The grounding surface 4 on the lower housing part 2 consists of intersecting metal strips such that a grid is formed. However, the grounding surface could also be realized in a planar fashion.

The lower housing part 2 is fitted into a corresponding annular recess 10 in the upper housing part 3 in the form of a complete unit and preferably welded thereto such that a seamless transition is realized between the laterally protruding surfaces of the mounting aids 8 and the lower housing part 2.

However, no electrically conductive connections are produced between the upper housing side and the lower housing side.

FIG. 2 shows a perspective representation of the inner side of the upper housing part 3 of the transponder unit 1.

Meander-shaped metallic strips applied on the outwardly curved inner side form an antenna 5.

In this case, the antenna is directly applied on the upper housing part without an adhesive such that deformations under thermal and mechanical stresses are significantly reduced and long-term dimensional stability is ensured.

The metallic strips of the antenna do not lie in one plane, but rather are adapted to the shape of the housing such that the available space is optimally utilized and the design and calibration of the antenna can be realized in a highly flexible fashion.

The transponder IC 7 is arranged about centrally in the upper housing side 3, wherein the antenna 5 is supplied via a coupling loop 6 that is connected to the IC 7.

FIGS. 3, 4 show a variation of the transponder unit, in which identical elements are identified by the same reference symbols as in the above-described embodiment.

FIG. 3 shows a transponder unit 1 with a lower housing part 2 and an upper housing part 3. The upper housing part features installation aids 8 in the form of bores and/or slots that simplify the attachment of the transponder to arbitrary objects.

FIG. 4 shows a perspective representation of the lower housing part 2 of the transponder unit 1. In this case, a web 11 with several spacer elements 12 is arranged on the lower housing part by means of a so-called casting method.

A metallic strip applied on the web 11 forms an antenna 5. The lower housing part 2 features a grid-like grounding surface 4 that, however, could also be realized in the form of a planar surface.

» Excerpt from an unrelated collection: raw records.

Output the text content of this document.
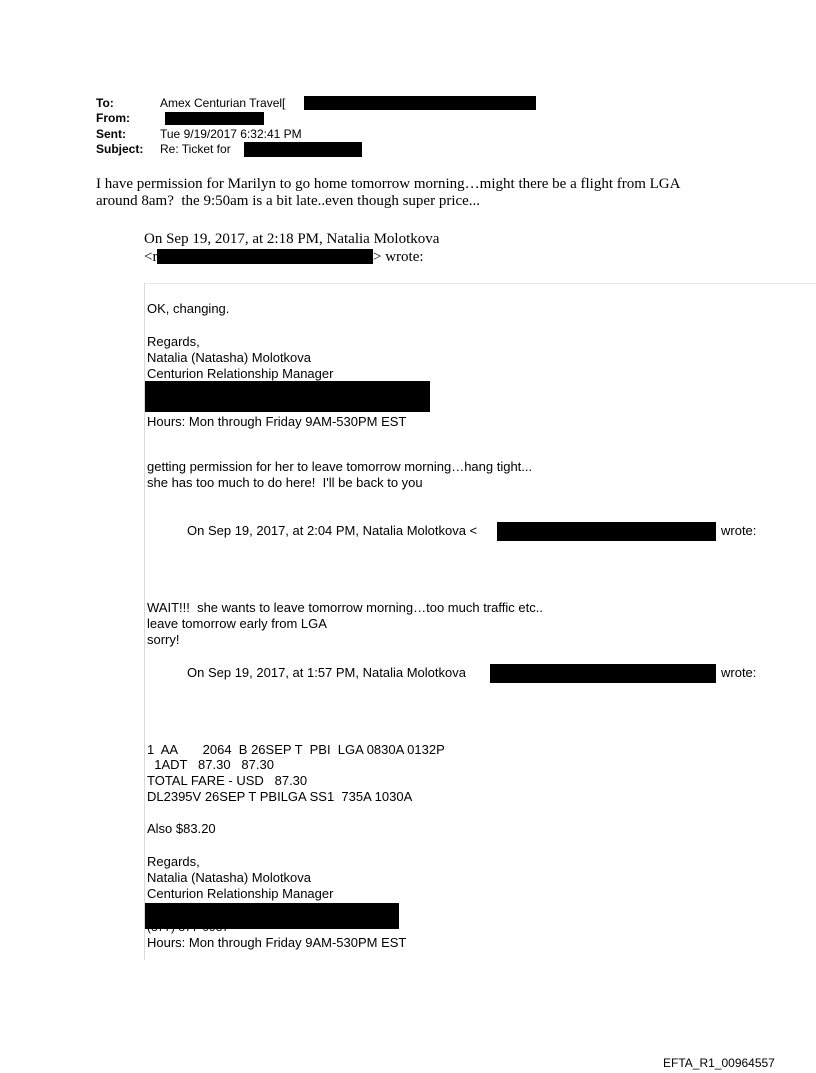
To:	Amex Centurian Travel[
From:
Sent:	Tue 9/19/2017 6:32:41 PM
Subject: Re: Ticket for
I have permission for Marilyn to go home tomorrow morning…might there be a flight from LGA
around 8am?  the 9:50am is a bit late..even though super price...
On Sep 19, 2017, at 2:18 PM, Natalia Molotkova
<r	> wrote:
OK, changing.
Regards,
Natalia (Natasha) Molotkova
Centurion Relationship Manager
Hours: Mon through Friday 9AM-530PM EST
getting permission for her to leave tomorrow morning…hang tight...
she has too much to do here!  I'll be back to you
On Sep 19, 2017, at 2:04 PM, Natalia Molotkova <	wrote:
WAIT!!!  she wants to leave tomorrow morning…too much traffic etc..
leave tomorrow early from LGA
sorry!
On Sep 19, 2017, at 1:57 PM, Natalia Molotkova	wrote:
1  AA       2064  B 26SEP T  PBI  LGA 0830A 0132P
1ADT   87.30   87.30
TOTAL FARE - USD   87.30
DL2395V 26SEP T PBILGA SS1  735A 1030A
Also $83.20
Regards,
Natalia (Natasha) Molotkova
Centurion Relationship Manager
Hours: Mon through Friday 9AM-530PM EST
EFTA_R1_00964557
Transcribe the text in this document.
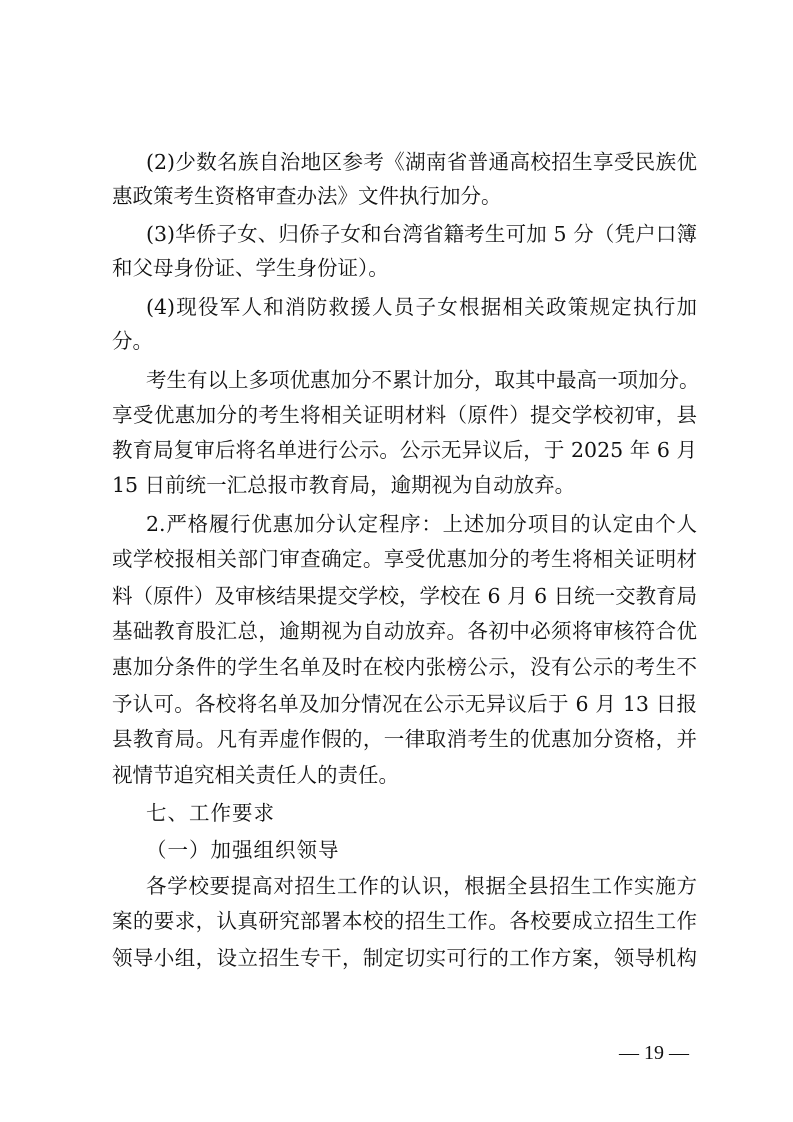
(2)少数名族自治地区参考《湖南省普通高校招生享受民族优
惠政策考生资格审查办法》文件执行加分。
(3)华侨子女、归侨子女和台湾省籍考生可加 5 分（凭户口簿
和父母身份证、学生身份证）。
(4)现役军人和消防救援人员子女根据相关政策规定执行加
分。
考生有以上多项优惠加分不累计加分，取其中最高一项加分。
享受优惠加分的考生将相关证明材料（原件）提交学校初审，县
教育局复审后将名单进行公示。公示无异议后，于 2025 年 6 月
15 日前统一汇总报市教育局，逾期视为自动放弃。
2.严格履行优惠加分认定程序：上述加分项目的认定由个人
或学校报相关部门审查确定。享受优惠加分的考生将相关证明材
料（原件）及审核结果提交学校，学校在 6 月 6 日统一交教育局
基础教育股汇总，逾期视为自动放弃。各初中必须将审核符合优
惠加分条件的学生名单及时在校内张榜公示，没有公示的考生不
予认可。各校将名单及加分情况在公示无异议后于 6 月 13 日报
县教育局。凡有弄虚作假的，一律取消考生的优惠加分资格，并
视情节追究相关责任人的责任。
七、工作要求
（一）加强组织领导
各学校要提高对招生工作的认识，根据全县招生工作实施方
案的要求，认真研究部署本校的招生工作。各校要成立招生工作
领导小组，设立招生专干，制定切实可行的工作方案，领导机构
— 19 —
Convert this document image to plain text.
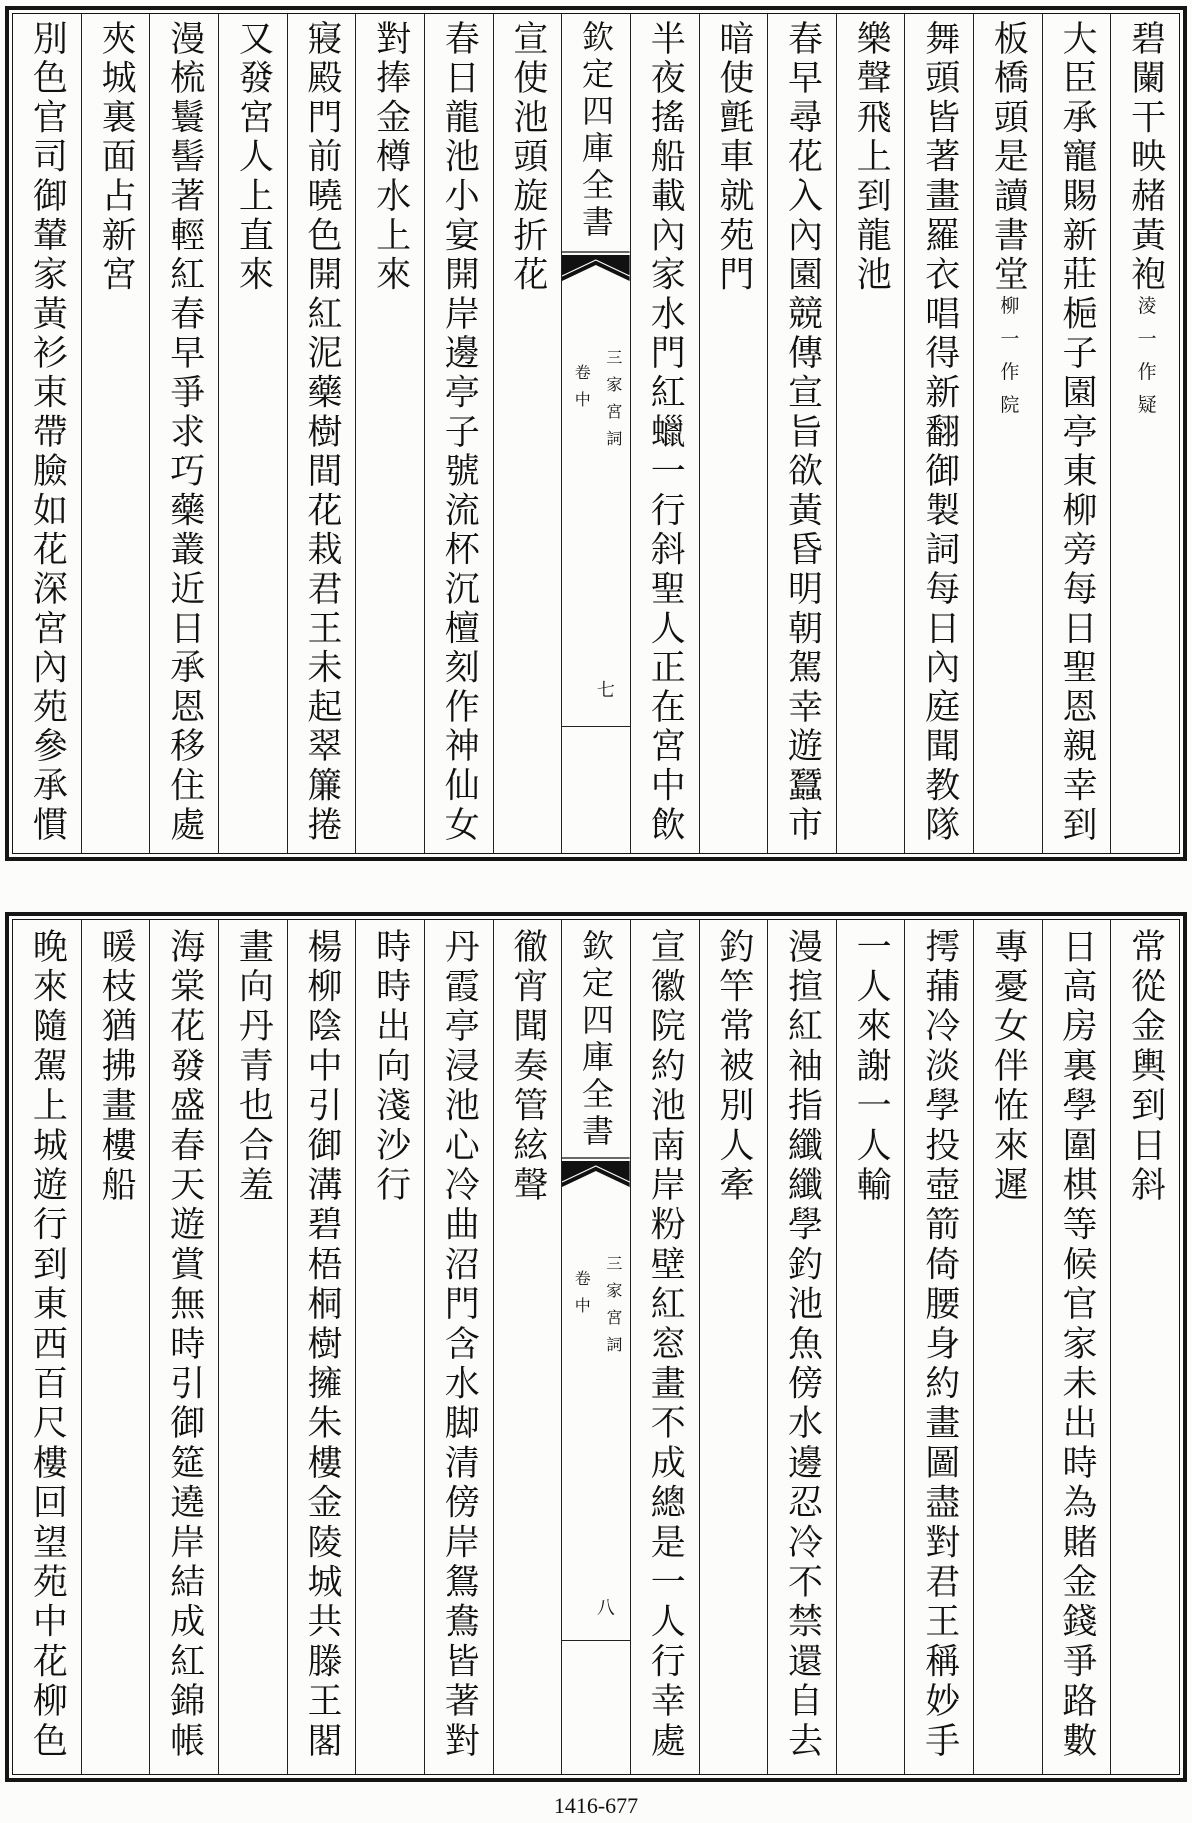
碧闌干映赭黃袍淩一作疑
大臣承寵賜新莊梔子園亭東柳旁每日聖恩親幸到
板橋頭是讀書堂柳一作院
舞頭皆著畫羅衣唱得新翻御製詞每日內庭聞教隊
樂聲飛上到龍池
春早尋花入內園競傳宣旨欲黃昏明朝駕幸遊蠶市
暗使氈車就苑門
半夜搖船載內家水門紅蠟一行斜聖人正在宮中飲
欽定四庫全書
三家宮詞
卷中
七
宣使池頭旋折花
春日龍池小宴開岸邊亭子號流杯沉檀刻作神仙女
對捧金樽水上來
寢殿門前曉色開紅泥藥樹間花栽君王未起翠簾捲
又發宮人上直來
漫梳鬟髻著輕紅春早爭求巧藥叢近日承恩移住處
夾城裏面占新宮
別色官司御輦家黃衫束帶臉如花深宮內苑參承慣
常從金輿到日斜
日高房裏學圍棋等候官家未出時為賭金錢爭路數
專憂女伴恠來遲
摴蒱冷淡學投壺箭倚腰身約畫圖盡對君王稱妙手
一人來謝一人輸
漫揎紅袖指纖纖學釣池魚傍水邊忍冷不禁還自去
釣竿常被別人牽
宣徽院約池南岸粉壁紅窓畫不成總是一人行幸處
欽定四庫全書
三家宮詞
卷中
八
徹宵聞奏管絃聲
丹霞亭浸池心冷曲沼門含水脚清傍岸鴛鴦皆著對
時時出向淺沙行
楊柳陰中引御溝碧梧桐樹擁朱樓金陵城共滕王閣
畫向丹青也合羞
海棠花發盛春天遊賞無時引御筵遶岸結成紅錦帳
暖枝猶拂畫樓船
晚來隨駕上城遊行到東西百尺樓回望苑中花柳色
1416-677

A transponder IC 7 arranged on one of the spacer elements 12 is connected to the antenna 5 and the conductor element 13 on one hand and to the conductor element 14 and the grounding surface 4 on the other hand.

LIST OF REFERENCE SYMBOLS

• 1 Transponder unit
• 2 Lower housing part
• 3 Upper housing part
• 4 Grounding surface, grid-like
• Antenna, metal strips
• 6 Coupling loop
• 7 Transponder IC
• 8 Installation aid
• 9
• 10 Recess In upper housing part, annular
• 11 Web
• 12 Spacer element
• 13 Conductor element, A
• 14 Conductor element, M
• 15

Claims

1. A transponder unit in a hermetically sealed housing that consists of an upper housing part and a lower housing part, wherein

the lower housing part is provided with a grounding surface, and in that an antenna is arranged a certain distance from the grounding surface.

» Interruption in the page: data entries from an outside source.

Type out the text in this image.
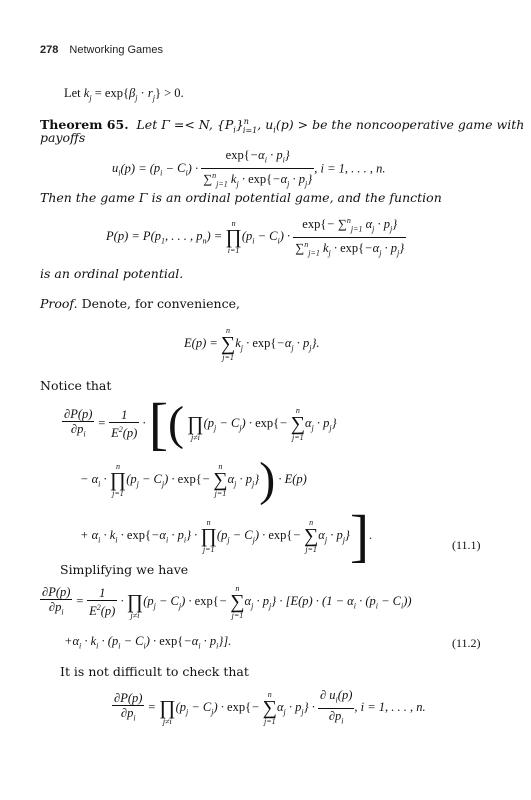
278 Networking Games
Let $k_j = \exp\{\beta_j \cdot r_j\} > 0$.
Theorem 65.  Let Γ =< N, $\{P_i\}^n_{i=1}$, $u_i(p)$ > be the noncooperative game with
payoffs
$u_i(p) = (p_i - C_i) \cdot \frac{\exp\{-\alpha_i \cdot p_i\}}{\sum^n_{j=1} k_j \cdot \exp\{-\alpha_j \cdot p_j\}}$ , i = 1, . . . , n.
Then the game Γ is an ordinal potential game, and the function
$P(p) = P(p_1$, . . . , $p_n$) =
n
∏
i=1
$(p_i - C_i) \cdot \frac{\exp\{- \sum^n_{j=1} \alpha_j \cdot p_j\}}{\sum^n_{j=1} k_j \cdot \exp\{-\alpha_j \cdot p_j\}}$
is an ordinal potential.
Proof. Denote, for convenience,
E(p) =
n
∑
j=1
$k_j \cdot \exp\{-\alpha_j \cdot p_j\}$.
Notice that
$\frac{\partial P(p)}{\partial p_i} = \frac{1}{E^2(p)}$ · [(
∏
j≠i
$(p_j - C_j) \cdot \exp\{-$
n
∑
j=1
$\alpha_j \cdot p_j$}
− $\alpha_i$ ·
n
∏
j=1
$(p_j - C_j) \cdot \exp\{-$
n
∑
j=1
$\alpha_j \cdot p_j\}) \cdot E(p)$
+ $\alpha_i \cdot k_i \cdot \exp\{-\alpha_i \cdot p_i\}$ ·
n
∏
j=1
$(p_j - C_j) \cdot \exp\{-$
n
∑
j=1
$\alpha_j \cdot p_j$}].
(11.1)
Simplifying we have
$\frac{\partial P(p)}{\partial p_i} = \frac{1}{E^2(p)}$ ·
∏
j≠i
$(p_j - C_j) \cdot \exp\{-$
n
∑
j=1
$\alpha_j \cdot p_j\} \cdot [E(p) \cdot (1 - \alpha_i \cdot (p_i - C_i))$
$+\alpha_i \cdot k_i \cdot (p_i - C_i) \cdot \exp\{-\alpha_i \cdot p_i\}$].	(11.2)
It is not difficult to check that
$\frac{\partial P(p)}{\partial p_i}$ =
∏
j≠i
$(p_j - C_j) \cdot \exp\{-$
n
∑
j=1
$\alpha_j \cdot p_j\} \cdot \frac{\partial u_i(p)}{\partial p_i}$ , i = 1, . . . , n.
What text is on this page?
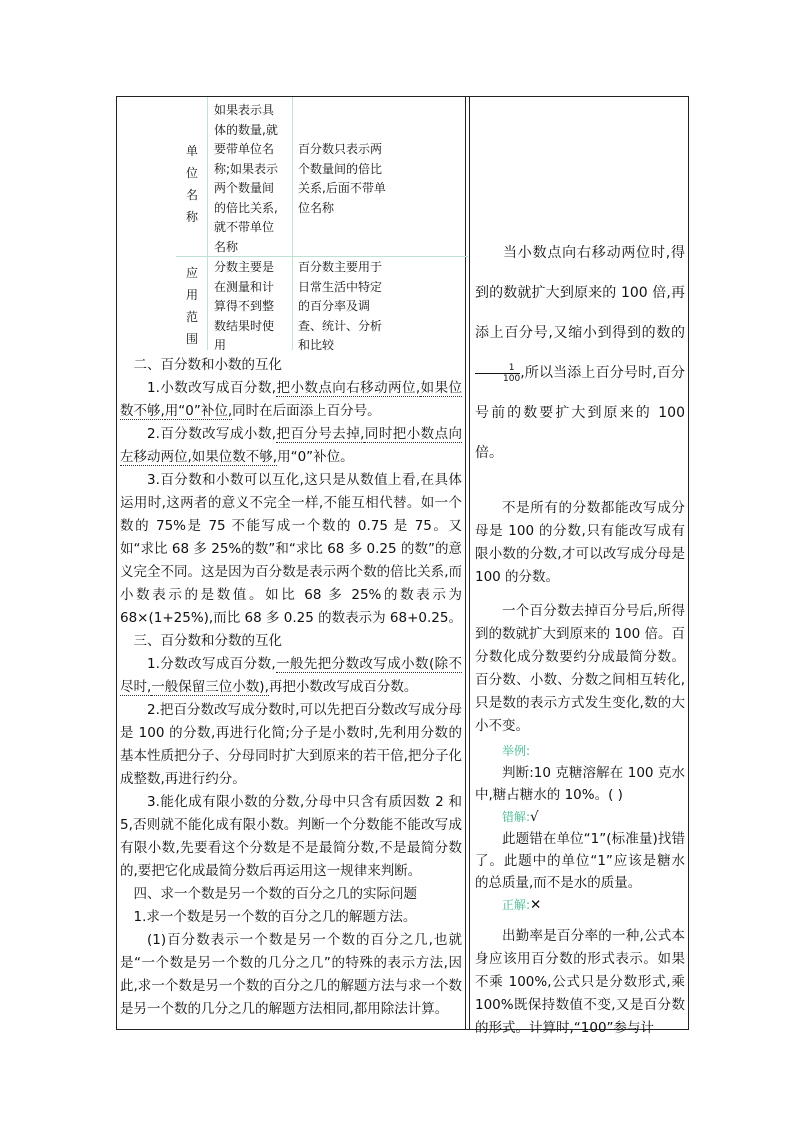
单
位
名
称
如果表示具
体的数量,就
要带单位名
称;如果表示
两个数量间
的倍比关系,
就不带单位
名称
百分数只表示两
个数量间的倍比
关系,后面不带单
位名称
应
用
范
围
分数主要是
在测量和计
算得不到整
数结果时使
用
百分数主要用于
日常生活中特定
的百分率及调
查、统计、分析
和比较

二、百分数和小数的互化

1.小数改写成百分数,把小数点向右移动两位,如果位数不够,用“0”补位,同时在后面添上百分号。

2.百分数改写成小数,把百分号去掉,同时把小数点向左移动两位,如果位数不够,用“0”补位。

3.百分数和小数可以互化,这只是从数值上看,在具体运用时,这两者的意义不完全一样,不能互相代替。如一个数的 75%是 75 不能写成一个数的 0.75 是 75。又如“求比 68 多 25%的数”和“求比 68 多 0.25 的数”的意义完全不同。这是因为百分数是表示两个数的倍比关系,而小数表示的是数值。如比 68 多 25%的数表示为68×(1+25%),而比 68 多 0.25 的数表示为 68+0.25。

三、百分数和分数的互化

1.分数改写成百分数,一般先把分数改写成小数(除不尽时,一般保留三位小数),再把小数改写成百分数。

2.把百分数改写成分数时,可以先把百分数改写成分母是 100 的分数,再进行化简;分子是小数时,先利用分数的基本性质把分子、分母同时扩大到原来的若干倍,把分子化成整数,再进行约分。

3.能化成有限小数的分数,分母中只含有质因数 2 和 5,否则就不能化成有限小数。判断一个分数能不能改写成有限小数,先要看这个分数是不是最简分数,不是最简分数的,要把它化成最简分数后再运用这一规律来判断。

四、求一个数是另一个数的百分之几的实际问题

1.求一个数是另一个数的百分之几的解题方法。

(1)百分数表示一个数是另一个数的百分之几,也就是“一个数是另一个数的几分之几”的特殊的表示方法,因此,求一个数是另一个数的百分之几的解题方法与求一个数是另一个数的几分之几的解题方法相同,都用除法计算。

当小数点向右移动两位时,得到的数就扩大到原来的 100 倍,再添上百分号,又缩小到得到的数的
$\frac{1}{100}$ ,所以当添上百分号时,百分号前的数要扩大到原来的 100 倍。

不是所有的分数都能改写成分母是 100 的分数,只有能改写成有限小数的分数,才可以改写成分母是 100 的分数。

一个百分数去掉百分号后,所得到的数就扩大到原来的 100 倍。百分数化成分数要约分成最简分数。百分数、小数、分数之间相互转化,只是数的表示方式发生变化,数的大小不变。

举例:

判断:10 克糖溶解在 100 克水中,糖占糖水的 10%。( )

错解:√

此题错在单位“1”(标准量)找错了。此题中的单位“1”应该是糖水的总质量,而不是水的质量。

正解:✕

出勤率是百分率的一种,公式本身应该用百分数的形式表示。如果不乘 100%,公式只是分数形式,乘 100%既保持数值不变,又是百分数的形式。计算时,“100”参与计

2. The transponder unit according to claim 1, wherein

the grounding surface is realized in a planar fashion.

3. The transponder unit according to claim 1, wherein

the grounding surface is realized in a grid-like fashion.

4. The transponder unit according to claim 1, wherein

the antenna is realized in the form of a metallic strip and arranged in the interior of the upper housing part in accordance with the surface structure.

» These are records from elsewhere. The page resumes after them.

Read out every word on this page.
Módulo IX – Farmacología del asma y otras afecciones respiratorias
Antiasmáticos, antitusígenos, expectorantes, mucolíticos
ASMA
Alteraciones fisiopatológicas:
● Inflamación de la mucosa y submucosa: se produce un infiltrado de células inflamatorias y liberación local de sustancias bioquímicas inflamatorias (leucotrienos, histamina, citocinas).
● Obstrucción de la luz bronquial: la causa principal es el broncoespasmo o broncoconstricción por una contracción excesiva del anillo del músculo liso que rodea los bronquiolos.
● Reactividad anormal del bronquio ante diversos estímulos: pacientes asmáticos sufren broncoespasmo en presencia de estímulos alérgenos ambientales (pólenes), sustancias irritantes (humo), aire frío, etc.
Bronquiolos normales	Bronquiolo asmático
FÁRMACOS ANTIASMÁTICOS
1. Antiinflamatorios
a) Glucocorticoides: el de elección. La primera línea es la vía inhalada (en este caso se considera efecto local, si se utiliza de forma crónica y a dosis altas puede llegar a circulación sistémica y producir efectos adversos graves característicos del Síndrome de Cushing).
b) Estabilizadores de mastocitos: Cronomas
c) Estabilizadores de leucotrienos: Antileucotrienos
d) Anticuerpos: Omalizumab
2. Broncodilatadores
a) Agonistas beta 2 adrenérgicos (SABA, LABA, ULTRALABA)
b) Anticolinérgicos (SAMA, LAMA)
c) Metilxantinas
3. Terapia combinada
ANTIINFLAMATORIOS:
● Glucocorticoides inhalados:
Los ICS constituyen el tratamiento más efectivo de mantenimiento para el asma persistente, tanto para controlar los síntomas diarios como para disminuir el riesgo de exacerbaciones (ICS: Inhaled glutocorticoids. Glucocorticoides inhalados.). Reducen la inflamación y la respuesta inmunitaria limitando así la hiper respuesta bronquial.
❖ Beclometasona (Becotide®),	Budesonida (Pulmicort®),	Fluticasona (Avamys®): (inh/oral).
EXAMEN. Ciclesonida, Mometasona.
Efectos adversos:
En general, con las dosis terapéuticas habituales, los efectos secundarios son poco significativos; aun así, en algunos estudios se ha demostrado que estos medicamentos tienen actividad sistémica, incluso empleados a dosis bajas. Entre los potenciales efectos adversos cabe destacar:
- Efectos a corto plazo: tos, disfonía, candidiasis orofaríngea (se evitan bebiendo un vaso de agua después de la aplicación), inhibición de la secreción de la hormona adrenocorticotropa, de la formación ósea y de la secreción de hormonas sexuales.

5. The transponder unit according to claim 1, wherein

the antenna is realized in the form of a metallic strip and arranged on a spaced-apart web on the lower housing part.

6. The transponder unit according to claim 1, wherein

the antenna is realized in a meander-shaped fashion.

7. The transponder unit according to claim 1, wherein

the data stored in the transponder IC can be transmitted to the antenna via a coupling loop, wherein the transponder IC is arranged in the immediate vicinity of the antenna.

8. The transponder unit according to claim 1, wherein

one respective conductor element extends from the antenna to the transponder IC and one conductor element extends from the ground ing surface to the transponder IC.

9. The transponder unit according to claim 1, wherein

the web for the antenna is spaced apart from the lower housing part by means of spacer elements.